Yordam bilgisi: Bir işin ya da görevin başarıyla nasıl sonuçlandırılacağını; nasıl

yapılacağını bilmektir. Bir üçgenin alanının nasıl hesaplanacağını bilmek, yordam bilgisine örnek olarak verilebilir. Ancak unutulmamalıdır ki yordam bilgisi bir işi yapmayı değil, sadece işin nasıl yapılacağını bilmeyi ifade eder.

Bildirimsel bilgi: Bildirimsel bilgi ise bireyin söz konusu işi ya da görevi kendisinin

yapıp yapamayacağını bilmesini ifade eder. Bildirimsel bilgi, bireyin kendi sahip olduğu yeterlilikler hakkındaki bilgisidir. Örneğin bir matematik problemini çözmek için belirli bir stratejiyi uygulayıp uygulayamayacağını; bir üçgenin alanını hesaplayıp hesaplayamayacağını bilmek.

Duruma bağlı bilgi: Bireyin karşılaştığı bir durumda hangi bilgiyi işlevsel olarak

kullanabileceğini bilmesini; diğer bir deyişle hangi durumda ne yapacağını bilmesini gerektirir.
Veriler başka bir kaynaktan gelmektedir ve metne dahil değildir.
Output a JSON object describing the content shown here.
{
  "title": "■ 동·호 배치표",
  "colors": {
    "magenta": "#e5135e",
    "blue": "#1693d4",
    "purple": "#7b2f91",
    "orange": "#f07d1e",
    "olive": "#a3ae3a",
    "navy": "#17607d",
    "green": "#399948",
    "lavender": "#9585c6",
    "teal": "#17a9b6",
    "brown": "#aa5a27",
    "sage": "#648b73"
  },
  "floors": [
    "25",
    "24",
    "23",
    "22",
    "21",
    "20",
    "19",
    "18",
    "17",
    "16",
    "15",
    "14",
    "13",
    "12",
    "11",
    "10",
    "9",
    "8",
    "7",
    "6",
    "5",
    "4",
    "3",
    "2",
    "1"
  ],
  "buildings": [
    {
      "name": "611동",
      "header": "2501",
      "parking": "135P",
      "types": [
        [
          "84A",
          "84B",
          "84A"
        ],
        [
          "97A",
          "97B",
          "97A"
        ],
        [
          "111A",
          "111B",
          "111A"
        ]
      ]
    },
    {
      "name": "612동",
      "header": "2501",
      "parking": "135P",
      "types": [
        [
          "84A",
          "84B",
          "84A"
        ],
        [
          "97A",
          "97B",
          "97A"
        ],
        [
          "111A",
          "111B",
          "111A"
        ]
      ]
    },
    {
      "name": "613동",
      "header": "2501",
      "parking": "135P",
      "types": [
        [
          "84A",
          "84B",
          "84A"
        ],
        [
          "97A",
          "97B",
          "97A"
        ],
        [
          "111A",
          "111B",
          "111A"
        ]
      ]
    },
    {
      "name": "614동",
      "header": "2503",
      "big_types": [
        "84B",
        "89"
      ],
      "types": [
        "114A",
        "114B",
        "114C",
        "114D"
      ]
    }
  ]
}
Bireyin, yordam bilgisi ve bildirimsel bilginin her ikisine birden sahip olmasını da beraberinde getirir. Yani duruma bağlı bilgide bireyin, bir işin hem nasıl yapılacağını, hem kendisinin yapıp yapamayacağını hem de hangi durumda ne yapacağını bilmesi gerekir.

Özetle üstbilişsel bilgi; bir durumda bireyin kendi zihinsel kaynaklarında sahip olduğu bilgi ve inançlara, ne yapabileceğinin farkında olmasına; matematik öğretimi açısından ele alındığında ise, hangi matematiksel süreç ve teknikleri kullanabilme yeterliliğine sahip olduğuna

ve matematiğin doğası hakkındaki inançlarına işaret etmektedir. Üstbilişsel bilgi, bireyin kendi bilişsel yetenekleri (Örneğin belleğinin kötü olduğunu söyleyebilmesi); bilişsel stratejileri (Örneğin telefon numaralarını daha kolay hatırlamak için kendince yöntemler geliştirmesi) ve hangi durumda ne yapacağını bilme (Örneğin sınıflandırılmış bilgilerin daha kolay hatırlanabileceğini bilmesi) gibi bilgilere sahip olmasıdır. Böyle bir özbilgi, önceki deneyimlerden yani tecrübeden de etkilenerek, bireyin davranışlarında önemli bir etkiye sahip olacaktır.

Üstbilişsel bilgi, bireyin kendi düşüncesini ya da bilgisini tam ve doğru olarak tanımlayabilmesini de gerektirir. Bireyin problem çözmedeki başarısı, bilgilerini etkili biçimde kullanabilmesine bağlıdır. Eğer birey bildikleri hakkında iyi bir sezgiye sahip değilse, örneğin problem çözmede başarılı bir öğrenci olmayı zor bir iş olarak görebilir. Başka bir deyişle, probleme yaklaşım ve problemin nasıl çözüleceğinin anlaşılması, bireyin sahip olduğu bilgileri, hangi doğrulukla değerlendirdiği ile ilgilidir. Ancak üstbiliş, bireyin yukarıda açıklanan bilgilerinin yanında, bu bilgileri etkili olarak kullanmasını da gerektirir. Üstbilişsel bilgileri kullanabilme yeteneği ise, üstbilişsel kontrol olarak adlandırılır.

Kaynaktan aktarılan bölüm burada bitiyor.